What's happening is a classic case of unintended consequences from product experimentation. X's new iOS browser now preloads link content in the background before users actually tap on anything. The system fetches destination pages automatically, triggering analytics tracking that makes it look like real people are visiting when they're not.
"What's happening here is a classic case of metrics distortion caused by product experimentation at the platform layer," Nick Eubanks, VP of owned media at digital marketing platform Semrush, told The Verge. "X's new browser is pre-loading link content in the background, meaning the system fetches the destination page before a human actually taps or views it."
The impact is rippling across the web ecosystem. Bluesky product manager Paul Frazee says X's preloading system has "ruined" their metrics for measuring logged-out daily active users. "X has started to open links in the background to make them load faster... but it has caused a bunch of other sites to get extra traffic that appears real," Frazee wrote.

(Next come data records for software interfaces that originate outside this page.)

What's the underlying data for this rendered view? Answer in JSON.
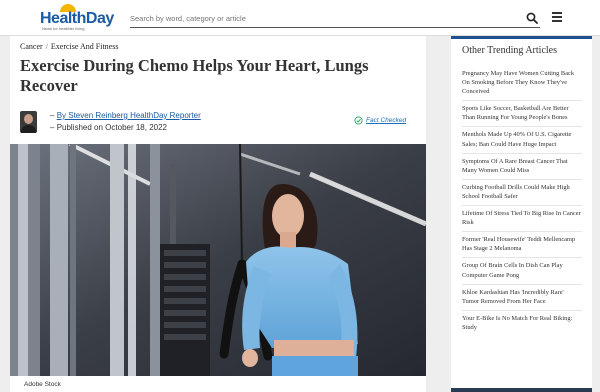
{
  "header": {
    "logo_part1": "Health",
    "logo_part2": "Day",
    "logo_tagline": "News for healthier living",
    "search_placeholder": "Search by word, category or article"
  },
  "article": {
    "breadcrumbs": [
      "Cancer",
      "Exercise And Fitness"
    ],
    "breadcrumb_sep": "/",
    "title": "Exercise During Chemo Helps Your Heart, Lungs Recover",
    "author_line": "By Steven Reinberg HealthDay Reporter",
    "published_line": "Published on October 18, 2022",
    "byline_dash": "–",
    "fact_check": "Fact Checked",
    "image_credit": "Adobe Stock"
  },
  "sidebar": {
    "title": "Other Trending Articles",
    "items": [
      "Pregnancy May Have Women Cutting Back On Smoking Before They Know They've Conceived",
      "Sports Like Soccer, Basketball Are Better Than Running For Young People's Bones",
      "Menthols Made Up 40% Of U.S. Cigarette Sales; Ban Could Have Huge Impact",
      "Symptoms Of A Rare Breast Cancer That Many Women Could Miss",
      "Curbing Football Drills Could Make High School Football Safer",
      "Lifetime Of Stress Tied To Big Rise In Cancer Risk",
      "Former 'Real Housewife' Teddi Mellencamp Has Stage 2 Melanoma",
      "Group Of Brain Cells In Dish Can Play Computer Game Pong",
      "Khloe Kardashian Has 'Incredibly Rare' Tumor Removed From Her Face",
      "Your E-Bike Is No Match For Real Biking: Study"
    ]
  },
  "colors": {
    "brand_blue": "#1a5aa6",
    "accent_yellow": "#f5b400",
    "sidebar_border": "#1e4f8e",
    "link_blue": "#1a6fb8"
  },
  "icons": {
    "search": "search-icon",
    "menu": "menu-icon",
    "fact_check": "check-circle-icon"
  }
}
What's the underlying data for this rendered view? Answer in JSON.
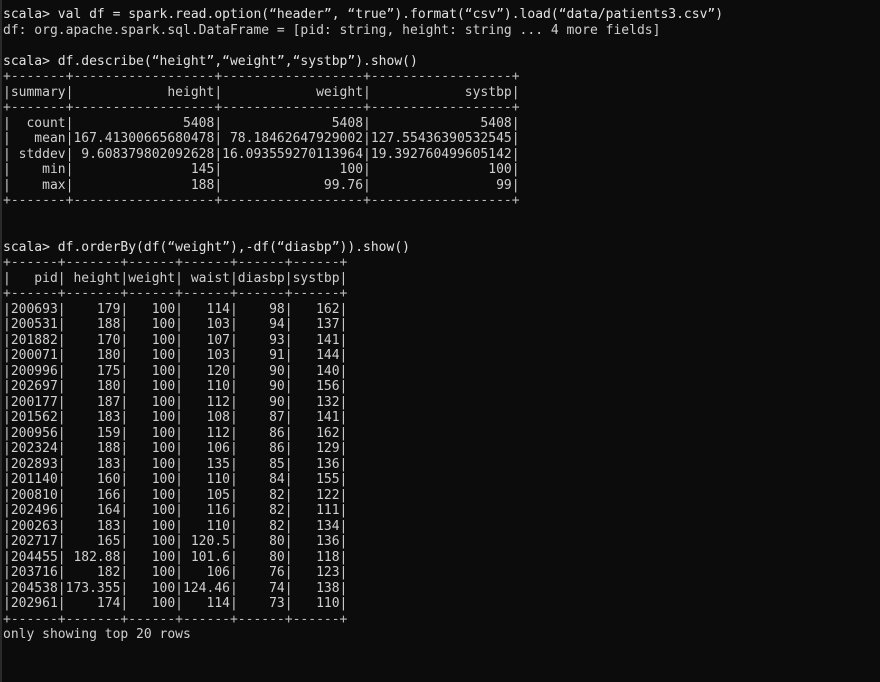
{
  "terminal": {
    "app": "spark-shell",
    "prompt": "scala>",
    "colors": {
      "background": "#0c0c0c",
      "foreground": "#cfcfcf",
      "border": "#2a2a2a"
    }
  },
  "blocks": [
    {
      "kind": "input",
      "name": "command-load-csv",
      "text": "scala> val df = spark.read.option(“header”, “true”).format(“csv”).load(“data/patients3.csv”)"
    },
    {
      "kind": "output",
      "name": "result-dataframe-schema",
      "text": "df: org.apache.spark.sql.DataFrame = [pid: string, height: string ... 4 more fields]"
    },
    {
      "kind": "blank",
      "name": "blank-line-1",
      "text": " "
    },
    {
      "kind": "input",
      "name": "command-describe",
      "text": "scala> df.describe(“height”,“weight”,“systbp”).show()"
    }
  ],
  "describe_table": {
    "name": "describe-output-table",
    "rule_top": "+-------+------------------+------------------+------------------+",
    "rule_mid": "+-------+------------------+------------------+------------------+",
    "rule_bottom": "+-------+------------------+------------------+------------------+",
    "header": "|summary|            height|            weight|            systbp|",
    "columns": [
      "summary",
      "height",
      "weight",
      "systbp"
    ],
    "rows": [
      "|  count|              5408|              5408|              5408|",
      "|   mean|167.41300665680478| 78.18462647929002|127.55436390532545|",
      "| stddev| 9.608379802092628|16.093559270113964|19.392760499605142|",
      "|    min|               145|               100|               100|",
      "|    max|               188|             99.76|                99|"
    ],
    "data": {
      "count": [
        "5408",
        "5408",
        "5408"
      ],
      "mean": [
        "167.41300665680478",
        "78.18462647929002",
        "127.55436390532545"
      ],
      "stddev": [
        "9.608379802092628",
        "16.093559270113964",
        "19.392760499605142"
      ],
      "min": [
        "145",
        "100",
        "100"
      ],
      "max": [
        "188",
        "99.76",
        "99"
      ]
    }
  },
  "blocks2": [
    {
      "kind": "blank",
      "name": "blank-line-2",
      "text": " "
    },
    {
      "kind": "blank",
      "name": "blank-line-3",
      "text": " "
    },
    {
      "kind": "input",
      "name": "command-orderby",
      "text": "scala> df.orderBy(df(“weight”),-df(“diasbp”)).show()"
    }
  ],
  "orderby_table": {
    "name": "orderby-output-table",
    "rule_top": "+------+-------+------+------+------+------+",
    "rule_mid": "+------+-------+------+------+------+------+",
    "rule_bottom": "+------+-------+------+------+------+------+",
    "header": "|   pid| height|weight| waist|diasbp|systbp|",
    "columns": [
      "pid",
      "height",
      "weight",
      "waist",
      "diasbp",
      "systbp"
    ],
    "rows": [
      "|200693|    179|   100|   114|    98|   162|",
      "|200531|    188|   100|   103|    94|   137|",
      "|201882|    170|   100|   107|    93|   141|",
      "|200071|    180|   100|   103|    91|   144|",
      "|200996|    175|   100|   120|    90|   140|",
      "|202697|    180|   100|   110|    90|   156|",
      "|200177|    187|   100|   112|    90|   132|",
      "|201562|    183|   100|   108|    87|   141|",
      "|200956|    159|   100|   112|    86|   162|",
      "|202324|    188|   100|   106|    86|   129|",
      "|202893|    183|   100|   135|    85|   136|",
      "|201140|    160|   100|   110|    84|   155|",
      "|200810|    166|   100|   105|    82|   122|",
      "|202496|    164|   100|   116|    82|   111|",
      "|200263|    183|   100|   110|    82|   134|",
      "|202717|    165|   100| 120.5|    80|   136|",
      "|204455| 182.88|   100| 101.6|    80|   118|",
      "|203716|    182|   100|   106|    76|   123|",
      "|204538|173.355|   100|124.46|    74|   138|",
      "|202961|    174|   100|   114|    73|   110|"
    ],
    "data": [
      [
        "200693",
        "179",
        "100",
        "114",
        "98",
        "162"
      ],
      [
        "200531",
        "188",
        "100",
        "103",
        "94",
        "137"
      ],
      [
        "201882",
        "170",
        "100",
        "107",
        "93",
        "141"
      ],
      [
        "200071",
        "180",
        "100",
        "103",
        "91",
        "144"
      ],
      [
        "200996",
        "175",
        "100",
        "120",
        "90",
        "140"
      ],
      [
        "202697",
        "180",
        "100",
        "110",
        "90",
        "156"
      ],
      [
        "200177",
        "187",
        "100",
        "112",
        "90",
        "132"
      ],
      [
        "201562",
        "183",
        "100",
        "108",
        "87",
        "141"
      ],
      [
        "200956",
        "159",
        "100",
        "112",
        "86",
        "162"
      ],
      [
        "202324",
        "188",
        "100",
        "106",
        "86",
        "129"
      ],
      [
        "202893",
        "183",
        "100",
        "135",
        "85",
        "136"
      ],
      [
        "201140",
        "160",
        "100",
        "110",
        "84",
        "155"
      ],
      [
        "200810",
        "166",
        "100",
        "105",
        "82",
        "122"
      ],
      [
        "202496",
        "164",
        "100",
        "116",
        "82",
        "111"
      ],
      [
        "200263",
        "183",
        "100",
        "110",
        "82",
        "134"
      ],
      [
        "202717",
        "165",
        "100",
        "120.5",
        "80",
        "136"
      ],
      [
        "204455",
        "182.88",
        "100",
        "101.6",
        "80",
        "118"
      ],
      [
        "203716",
        "182",
        "100",
        "106",
        "76",
        "123"
      ],
      [
        "204538",
        "173.355",
        "100",
        "124.46",
        "74",
        "138"
      ],
      [
        "202961",
        "174",
        "100",
        "114",
        "73",
        "110"
      ]
    ]
  },
  "footer": {
    "name": "truncation-notice",
    "text": "only showing top 20 rows"
  }
}
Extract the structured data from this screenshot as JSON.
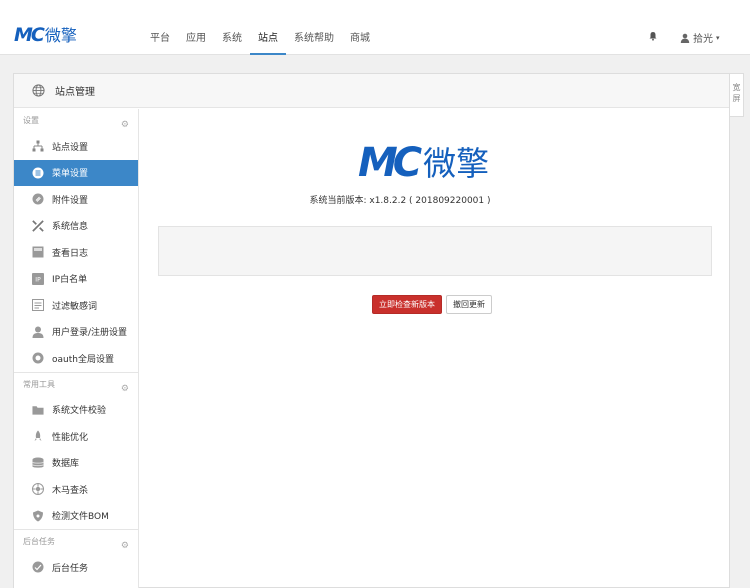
{
  "brand": {
    "logo_mark": "MC",
    "logo_text": "微擎",
    "accent_color": "#1560bd"
  },
  "nav": {
    "items": [
      {
        "label": "平台",
        "active": false
      },
      {
        "label": "应用",
        "active": false
      },
      {
        "label": "系统",
        "active": false
      },
      {
        "label": "站点",
        "active": true
      },
      {
        "label": "系统帮助",
        "active": false
      },
      {
        "label": "商城",
        "active": false
      }
    ],
    "bell_icon": "bell-icon",
    "user": {
      "name": "拾光",
      "icon": "user-icon",
      "caret": "▾"
    }
  },
  "panel": {
    "title": "站点管理",
    "title_icon": "globe-icon",
    "wide_label": "宽屏"
  },
  "sidebar": {
    "groups": [
      {
        "title": "设置",
        "items": [
          {
            "label": "站点设置",
            "icon": "sitemap-icon",
            "active": false
          },
          {
            "label": "菜单设置",
            "icon": "menu-icon",
            "active": true
          },
          {
            "label": "附件设置",
            "icon": "attachment-icon",
            "active": false
          },
          {
            "label": "系统信息",
            "icon": "tools-icon",
            "active": false
          },
          {
            "label": "查看日志",
            "icon": "log-icon",
            "active": false
          },
          {
            "label": "IP白名单",
            "icon": "ip-icon",
            "active": false
          },
          {
            "label": "过滤敏感词",
            "icon": "filter-icon",
            "active": false
          },
          {
            "label": "用户登录/注册设置",
            "icon": "user-icon",
            "active": false
          },
          {
            "label": "oauth全局设置",
            "icon": "oauth-icon",
            "active": false
          }
        ]
      },
      {
        "title": "常用工具",
        "items": [
          {
            "label": "系统文件校验",
            "icon": "folder-icon",
            "active": false
          },
          {
            "label": "性能优化",
            "icon": "rocket-icon",
            "active": false
          },
          {
            "label": "数据库",
            "icon": "database-icon",
            "active": false
          },
          {
            "label": "木马查杀",
            "icon": "virus-icon",
            "active": false
          },
          {
            "label": "检测文件BOM",
            "icon": "shield-icon",
            "active": false
          }
        ]
      },
      {
        "title": "后台任务",
        "items": [
          {
            "label": "后台任务",
            "icon": "task-icon",
            "active": false
          }
        ]
      }
    ]
  },
  "main": {
    "version_text": "系统当前版本: x1.8.2.2 ( 201809220001 )",
    "check_update_label": "立即检查新版本",
    "rollback_label": "撤回更新"
  }
}
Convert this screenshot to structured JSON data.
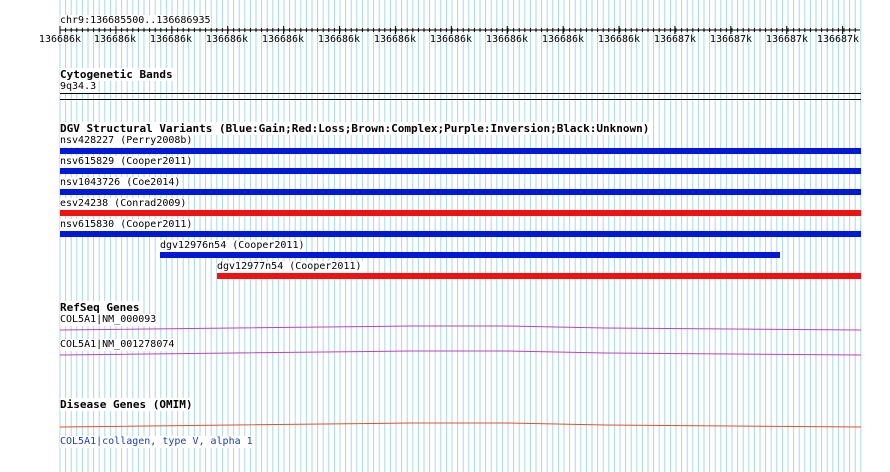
{
  "ruler": {
    "location": "chr9:136685500..136686935",
    "tick_labels": [
      "136686k",
      "136686k",
      "136686k",
      "136686k",
      "136686k",
      "136686k",
      "136686k",
      "136686k",
      "136686k",
      "136686k",
      "136686k",
      "136687k",
      "136687k",
      "136687k",
      "136687k"
    ]
  },
  "cytobands": {
    "title": "Cytogenetic Bands",
    "band": "9q34.3"
  },
  "dgv": {
    "title": "DGV Structural Variants (Blue:Gain;Red:Loss;Brown:Complex;Purple:Inversion;Black:Unknown)",
    "variants": [
      {
        "label": "nsv428227 (Perry2008b)",
        "color": "#0019d6"
      },
      {
        "label": "nsv615829 (Cooper2011)",
        "color": "#0019d6"
      },
      {
        "label": "nsv1043726 (Coe2014)",
        "color": "#0019d6"
      },
      {
        "label": "esv24238 (Conrad2009)",
        "color": "#ef1212"
      },
      {
        "label": "nsv615830 (Cooper2011)",
        "color": "#0019d6"
      },
      {
        "label": "dgv12976n54 (Cooper2011)",
        "color": "#0019d6"
      },
      {
        "label": "dgv12977n54 (Cooper2011)",
        "color": "#ef1212"
      }
    ]
  },
  "refseq": {
    "title": "RefSeq Genes",
    "genes": [
      {
        "label": "COL5A1|NM_000093",
        "color": "#c040c0"
      },
      {
        "label": "COL5A1|NM_001278074",
        "color": "#c040c0"
      }
    ]
  },
  "omim": {
    "title": "Disease Genes (OMIM)",
    "gene": "COL5A1|collagen, type V, alpha 1",
    "color": "#e05030",
    "link_color": "#1a3fa8"
  },
  "colors": {
    "grid": "#a8d8e0",
    "gain": "#0019d6",
    "loss": "#ef1212"
  }
}
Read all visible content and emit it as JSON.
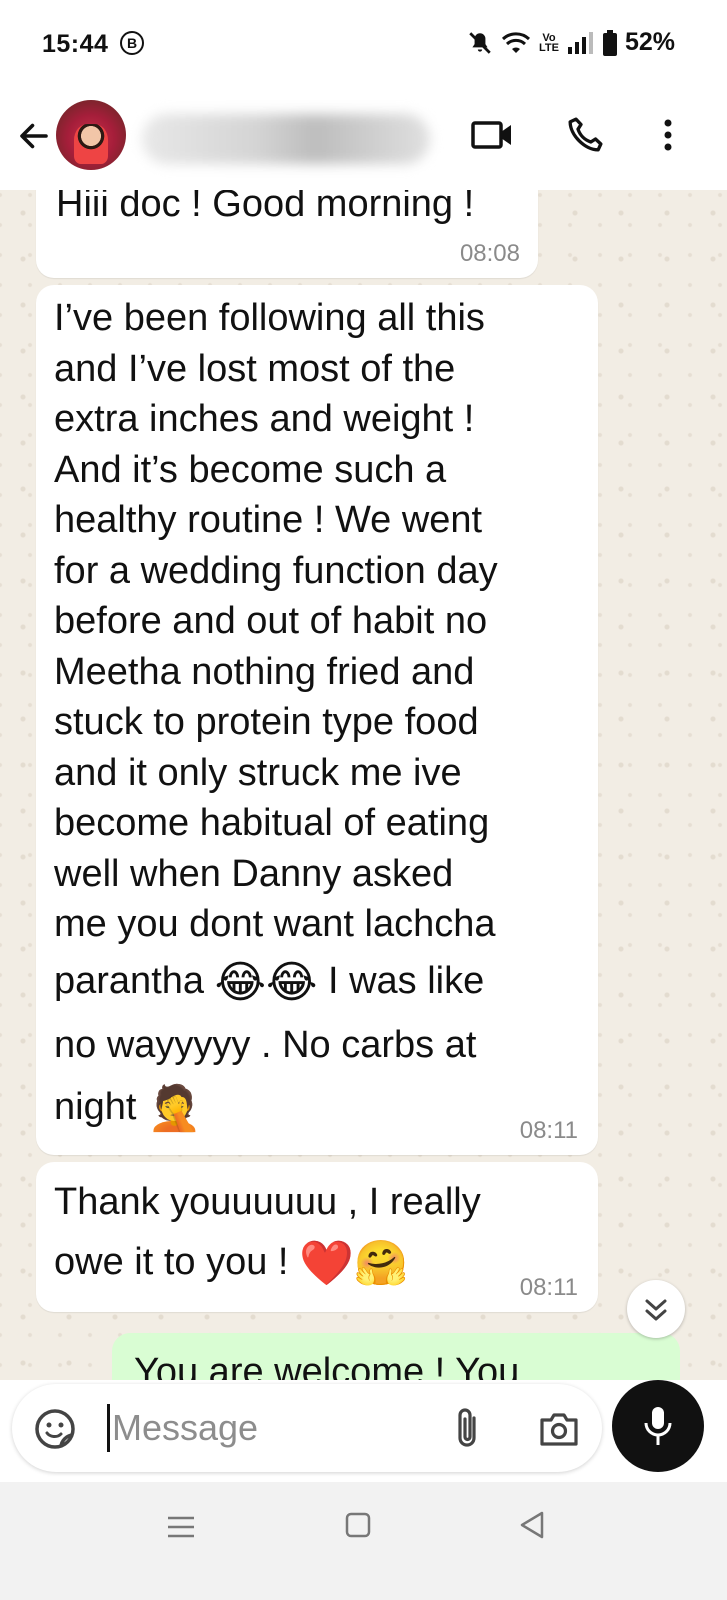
{
  "status_bar": {
    "time": "15:44",
    "badge": "B",
    "volte": "Vo LTE",
    "battery": "52%"
  },
  "header": {
    "back_icon": "arrow-left-icon",
    "video_icon": "video-camera-icon",
    "call_icon": "phone-icon",
    "menu_icon": "more-vertical-icon"
  },
  "messages": [
    {
      "direction": "incoming",
      "text": "Hiii doc ! Good morning !",
      "time": "08:08"
    },
    {
      "direction": "incoming",
      "lines": [
        "I’ve been following all this",
        "and I’ve lost most of the",
        "extra inches and weight !",
        "And it’s become such a",
        "healthy routine ! We went",
        "for a wedding function day",
        "before and out of habit no",
        "Meetha nothing fried and",
        "stuck to protein type food",
        "and it only struck me ive",
        "become habitual of eating",
        "well when Danny asked",
        "me you dont want lachcha"
      ],
      "line14_text": "parantha",
      "line14_emoji": "😂😂",
      "line14_after": "I was like",
      "line15": "no wayyyyy . No carbs at",
      "line16_text": "night",
      "line16_emoji": "🤦",
      "time": "08:11"
    },
    {
      "direction": "incoming",
      "line1": "Thank youuuuuu , I really",
      "line2_text": "owe it to you !",
      "line2_emoji": "❤️🤗",
      "time": "08:11"
    },
    {
      "direction": "outgoing",
      "text": "You are welcome ! You"
    }
  ],
  "input": {
    "placeholder": "Message",
    "emoji_icon": "sticker-smiley-icon",
    "attach_icon": "paperclip-icon",
    "camera_icon": "camera-icon",
    "mic_icon": "microphone-icon"
  },
  "nav": {
    "recent_icon": "menu-lines-icon",
    "home_icon": "square-home-icon",
    "back_icon": "triangle-back-icon"
  },
  "colors": {
    "chat_bg": "#f2ede4",
    "incoming_bubble": "#ffffff",
    "outgoing_bubble": "#d9fdd3",
    "timestamp": "#8a8a8a",
    "mic_button": "#111111"
  }
}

This isn't just a technical glitch - it's fundamentally changing how web traffic gets measured. Publishers rely on accurate analytics to understand their audience, set advertising rates, and measure content performance. When phantom visits inflate those numbers, it skews everything from revenue projections to editorial decisions.
X product head Nikita Bier defended the change, saying it addresses creator complaints about posts with links getting lower reach. "This is because the web browser covers the post and people forget to Like or Reply," Bier explained. "So X doesn't get a clear signal whether the content is any good."